Background-The ability to identify atherosclerotic plaques with a high risk for sudden disruption before stroke or myocardial infarction would be of great utility. We used a rabbit model of controlled atherothrombosis to test whether in vivo MRI can noninvasively distinguish between plaques that disrupt after pharmacological triggering (vulnerable) and those that do not (stable). Methods and Results-Atherosclerosis was induced in male New Zealand White (n=17) rabbits by cholesterol diet and endothelial denudation of the abdominal aorta. After baseline (pretrigger) MRI with and without gadolinium contrast, the rabbits underwent 2 pharmacological triggerings to induce atherothrombosis, followed by another MRI 48 hours later (post-triggering). Atherosclerosis was identified by the pretriggered images in all rabbits, and thrombosis was identified in 9 of 17 animals (53%) by post-trigger MRI. After the animals were euthanized, 95 plaques were analyzed; 28 (29.5%) had thrombi (vulnerable) and 67 did not (stable) (70.5%). Pretriggered MRI revealed comparable stenosis in stable and vulnerable plaques, but vulnerable plaques had a larger plaque area (4.8±1.6 versus 3.0±1.0 mm2; P=0.01), vessel area (9.2±3.0 versus. 15.8±4.9 mm2; P=0.01), and higher remodeling ratio (1.16±0.2 versus 0.93±0.2; P=0.01) compared with stable plaques.
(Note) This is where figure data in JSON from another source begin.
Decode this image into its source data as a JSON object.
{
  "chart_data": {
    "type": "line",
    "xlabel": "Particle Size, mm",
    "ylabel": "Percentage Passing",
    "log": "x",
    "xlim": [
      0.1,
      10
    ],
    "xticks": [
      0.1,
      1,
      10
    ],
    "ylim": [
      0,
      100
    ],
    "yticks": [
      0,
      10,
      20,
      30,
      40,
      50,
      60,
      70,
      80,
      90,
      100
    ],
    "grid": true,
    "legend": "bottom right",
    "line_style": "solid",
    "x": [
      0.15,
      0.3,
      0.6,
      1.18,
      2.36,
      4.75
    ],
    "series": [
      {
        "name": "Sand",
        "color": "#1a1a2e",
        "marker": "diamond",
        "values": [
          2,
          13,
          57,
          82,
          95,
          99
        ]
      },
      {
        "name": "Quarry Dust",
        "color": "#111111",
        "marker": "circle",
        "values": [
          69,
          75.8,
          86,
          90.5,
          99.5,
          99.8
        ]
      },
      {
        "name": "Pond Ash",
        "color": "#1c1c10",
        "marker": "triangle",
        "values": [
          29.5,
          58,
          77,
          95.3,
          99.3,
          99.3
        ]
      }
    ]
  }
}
Furthermore, vulnerable plaques more frequently exhibited (1) positive remodeling (67.8% versus 22.3%; P=0.01), in which the plaque is hidden within the vessel wall instead of occluding the lumen; and (2) enhanced gadolinium uptake (78.6% versus 20.9%; P=0.01) associated with histological findings of neovascularization, inflammation, and tissue necrosis. Conclusions-We demonstrate that in vivo MRI at 3.0 T detects features of vulnerable plaques in an animal model of controlled atherothrombosis. These findings suggest that MRI may be used as a noninvasive modality for localization of plaques that are prone to disruption. © 2010 American Heart Association, Inc.